A promessa de Donald Trump de começar a deportar imigrantes indocumentados assim que tomar posse, em Janeiro, fez com que grupos que trabalham com recém-chegados se preparassem para um possível aumento de pessoas que atravessam a fronteira canadiana.
A mera ameaça de deportação em massa pode levar a um aumento tanto nos pedidos de asilo nos portos oficiais de entrada como nas tentativas de fazer travessias clandestinas para o Canadá, disse Jennifer Elrick, professora associada de sociologia na Universidade McGill que estuda política de imigração.
No geral, a segunda presidência de Trump poderá ter um “impacto profundo nas fronteiras do Canadá”, disse Elrick.
Houve um aumento nas chegadas nos meses após Trump assumir o poder em 2017.
A partir do verão daquele ano, milhares de pessoas cruzaram a fronteira para o Canadá, principalmente em Roxham Road, perto de Hemmingford, Que.
Uma jornada mais perigosa
Agora, a travessia é mais difícil. Roxham Road foi fechada depois que o Canadá e os EUA alteraram o Acordo de Terceiros Países Seguros no ano passado, expandindo seus termos para cobrir toda a fronteira terrestre, em vez de apenas travessias formais.
Essa expansão pôs fim à Roxham Road como uma solução para esse sistema. Nos meses seguintes, houve muito menos intercepções por parte da RCMP – e mais pedidos de asilo no aeroporto e nas fronteiras terrestres oficiais.
Melissa Claisse, que trabalha no Welcome Collective, com sede em Montreal, disse que seu grupo estará pronto se Quebec se tornar um destino para pessoas que fogem dos EUA. O coletivo foi criado para ajudar aqueles que cruzaram a fronteira em 2017.
Ela também teme que o fechamento da Roxham Road leve mais pessoas a tentar travessias perigosas em áreas arborizadas.

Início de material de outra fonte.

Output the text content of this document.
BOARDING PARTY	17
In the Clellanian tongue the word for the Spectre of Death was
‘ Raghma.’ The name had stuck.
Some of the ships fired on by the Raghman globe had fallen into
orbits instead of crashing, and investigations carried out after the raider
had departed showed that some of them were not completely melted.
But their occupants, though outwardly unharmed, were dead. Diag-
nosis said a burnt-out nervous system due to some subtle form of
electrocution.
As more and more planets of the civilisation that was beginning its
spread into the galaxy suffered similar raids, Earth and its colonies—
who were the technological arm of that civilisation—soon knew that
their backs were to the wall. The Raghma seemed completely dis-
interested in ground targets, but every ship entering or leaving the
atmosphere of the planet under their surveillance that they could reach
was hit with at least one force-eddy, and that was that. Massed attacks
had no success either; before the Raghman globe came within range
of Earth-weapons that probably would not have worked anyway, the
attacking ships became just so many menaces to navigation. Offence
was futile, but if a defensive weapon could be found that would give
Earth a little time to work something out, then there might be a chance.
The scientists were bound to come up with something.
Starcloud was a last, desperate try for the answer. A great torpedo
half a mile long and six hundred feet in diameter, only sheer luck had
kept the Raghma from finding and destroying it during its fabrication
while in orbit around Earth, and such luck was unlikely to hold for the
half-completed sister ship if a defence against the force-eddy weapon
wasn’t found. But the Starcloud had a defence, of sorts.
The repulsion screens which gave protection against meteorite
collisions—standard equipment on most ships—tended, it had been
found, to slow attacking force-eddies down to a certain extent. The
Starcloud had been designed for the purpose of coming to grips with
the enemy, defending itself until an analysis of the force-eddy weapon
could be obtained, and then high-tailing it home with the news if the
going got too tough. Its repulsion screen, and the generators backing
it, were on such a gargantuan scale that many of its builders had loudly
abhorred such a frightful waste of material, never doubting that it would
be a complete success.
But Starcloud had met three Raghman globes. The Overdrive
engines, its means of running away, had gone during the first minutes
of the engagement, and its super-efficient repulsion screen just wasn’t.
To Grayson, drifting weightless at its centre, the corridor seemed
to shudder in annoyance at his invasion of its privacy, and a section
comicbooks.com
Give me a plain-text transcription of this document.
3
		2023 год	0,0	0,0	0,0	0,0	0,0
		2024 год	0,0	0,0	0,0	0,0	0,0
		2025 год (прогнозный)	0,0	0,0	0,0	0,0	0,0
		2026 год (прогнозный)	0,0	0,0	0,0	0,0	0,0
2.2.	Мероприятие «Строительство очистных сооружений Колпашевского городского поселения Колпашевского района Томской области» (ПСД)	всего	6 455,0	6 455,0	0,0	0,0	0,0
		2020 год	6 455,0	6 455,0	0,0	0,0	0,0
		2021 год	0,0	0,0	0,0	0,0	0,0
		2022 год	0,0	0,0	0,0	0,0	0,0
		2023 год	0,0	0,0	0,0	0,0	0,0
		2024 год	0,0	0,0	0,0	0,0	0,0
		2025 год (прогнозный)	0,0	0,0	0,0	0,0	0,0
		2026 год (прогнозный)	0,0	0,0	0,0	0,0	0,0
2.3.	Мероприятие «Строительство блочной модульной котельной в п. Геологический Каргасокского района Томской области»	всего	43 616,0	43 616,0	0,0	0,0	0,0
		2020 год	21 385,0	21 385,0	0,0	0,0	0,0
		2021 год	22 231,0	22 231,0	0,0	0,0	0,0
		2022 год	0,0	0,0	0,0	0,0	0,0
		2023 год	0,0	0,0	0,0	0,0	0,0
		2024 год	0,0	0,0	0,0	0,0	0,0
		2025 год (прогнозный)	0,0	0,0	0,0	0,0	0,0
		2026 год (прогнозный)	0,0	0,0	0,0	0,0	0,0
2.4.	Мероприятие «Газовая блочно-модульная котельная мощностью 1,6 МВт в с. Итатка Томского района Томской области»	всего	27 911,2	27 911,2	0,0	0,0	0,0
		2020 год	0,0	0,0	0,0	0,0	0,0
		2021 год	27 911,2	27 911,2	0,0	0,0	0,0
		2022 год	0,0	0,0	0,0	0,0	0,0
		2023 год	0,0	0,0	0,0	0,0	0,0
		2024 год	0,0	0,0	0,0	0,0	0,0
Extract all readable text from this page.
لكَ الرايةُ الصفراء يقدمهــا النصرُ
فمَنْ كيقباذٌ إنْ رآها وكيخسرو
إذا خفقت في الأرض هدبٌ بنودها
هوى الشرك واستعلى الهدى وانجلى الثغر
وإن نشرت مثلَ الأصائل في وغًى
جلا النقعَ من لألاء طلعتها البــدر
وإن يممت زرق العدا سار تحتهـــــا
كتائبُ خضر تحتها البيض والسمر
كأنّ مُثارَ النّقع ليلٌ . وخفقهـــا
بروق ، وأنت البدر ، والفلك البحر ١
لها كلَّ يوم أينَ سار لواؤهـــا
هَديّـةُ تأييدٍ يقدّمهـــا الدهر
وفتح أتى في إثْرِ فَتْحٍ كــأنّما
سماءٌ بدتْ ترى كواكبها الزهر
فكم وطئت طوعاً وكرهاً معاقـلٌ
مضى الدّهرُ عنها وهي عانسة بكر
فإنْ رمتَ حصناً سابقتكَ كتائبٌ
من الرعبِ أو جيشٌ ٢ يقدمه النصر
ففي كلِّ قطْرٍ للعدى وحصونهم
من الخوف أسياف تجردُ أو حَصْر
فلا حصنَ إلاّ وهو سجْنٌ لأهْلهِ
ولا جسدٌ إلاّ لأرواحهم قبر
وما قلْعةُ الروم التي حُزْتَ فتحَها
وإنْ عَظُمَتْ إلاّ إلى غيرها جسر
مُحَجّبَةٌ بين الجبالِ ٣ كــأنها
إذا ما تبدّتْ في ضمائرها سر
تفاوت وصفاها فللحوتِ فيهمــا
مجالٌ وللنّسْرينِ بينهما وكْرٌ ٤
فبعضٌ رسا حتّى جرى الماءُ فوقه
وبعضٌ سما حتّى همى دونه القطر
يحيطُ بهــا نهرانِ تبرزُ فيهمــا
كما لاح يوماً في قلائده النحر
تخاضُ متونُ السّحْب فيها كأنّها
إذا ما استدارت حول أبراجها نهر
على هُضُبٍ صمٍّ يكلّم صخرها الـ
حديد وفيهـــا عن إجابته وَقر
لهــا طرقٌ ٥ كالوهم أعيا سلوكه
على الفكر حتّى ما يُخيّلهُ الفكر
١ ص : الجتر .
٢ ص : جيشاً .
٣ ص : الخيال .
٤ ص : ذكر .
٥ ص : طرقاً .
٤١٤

“É muito possível que vejamos pessoas em áreas remotas no meio do inverno, e já vimos pessoas morrendo em situações como essa”, disse Claisse, coordenador de comunicações do grupo.
RCMP em alerta
A Polícia Militar vem se preparando há meses para essa possibilidade no caso de uma vitória de Trump, disse o sargento da RCMP. Charles Poirier, que mora em Montreal.
“Estamos preparados para diferentes tipos de cenários, sejam apenas alguns indivíduos ou um influxo massivo”, disse Poirier numa entrevista.
As autoridades observaram recentemente um aumento nas travessias ilegais do sul do Canadá para os EUA, e Poirier disse que a RCMP está preocupada com a possibilidade de ver mais pessoas viajando no sentido contrário.
“Se as pessoas começarem a atravessar todo o território como estão fazendo no sentido sul, isso será muito mais difícil”, disse ele.
“Será uma mudança completa no jogo porque essas pessoas ainda terão que ser levadas para uma instalação central. Mas nossos oficiais estaremos correndo por todo o território para pegá-los”.
A Agência de Serviços de Fronteiras do Canadá recusou um pedido de entrevista, mas disse em comunicado que “trabalha num ambiente operacional que muda diariamente e estamos prontos para responder e nos adaptar conforme necessário”.
Consequências eleitorais
A perspectiva de mais migrantes rapidamente se tornou um tema de discussão no Quebec esta semana. O líder do Parti Québécois, Paul St-Pierre Plamondon, alertou que milhões de pessoas podem considerar mudar-se para o norte após a eleição de Trump.
O primeiro-ministro François Legault disse em seguida que pressionaria o primeiro-ministro Justin Trudeau para “garantir que ele proteja a fronteira”.
Abdulla Daoud, diretor do Centro de Refugiados no centro de Montreal, disse que não espera um grande fluxo de refugiados durante a noite.
“O que quer que Trump promulgue, provavelmente não veremos os remanescentes por mais um ano”, disse ele. Tal como está, disse ele, a maioria das pessoas que chegam ao seu centro pedem asilo depois de chegarem ao aeroporto.
O maior obstáculo que enfrentam, disse ele, é a longa espera por uma autorização de trabalho.
Elrick disse que mais pessoas atravessando a fronteira – sem pedir asilo – poderia levar a um maior número de pessoas sem documentos que nunca se apresentam às autoridades.
Ela observou que não há uma contagem precisa de quantos imigrantes indocumentados vivem no Canadá, embora os investigadores tenham estimado que cerca de 500 mil pessoas não têm estatuto.
Independentemente de Trump cumprir as suas deportações prometidas, Elrick disse que será necessária uma discussão mais ampla sobre “como planeamos gerir esta forma de migração que não tem estado historicamente no topo do nosso radar”.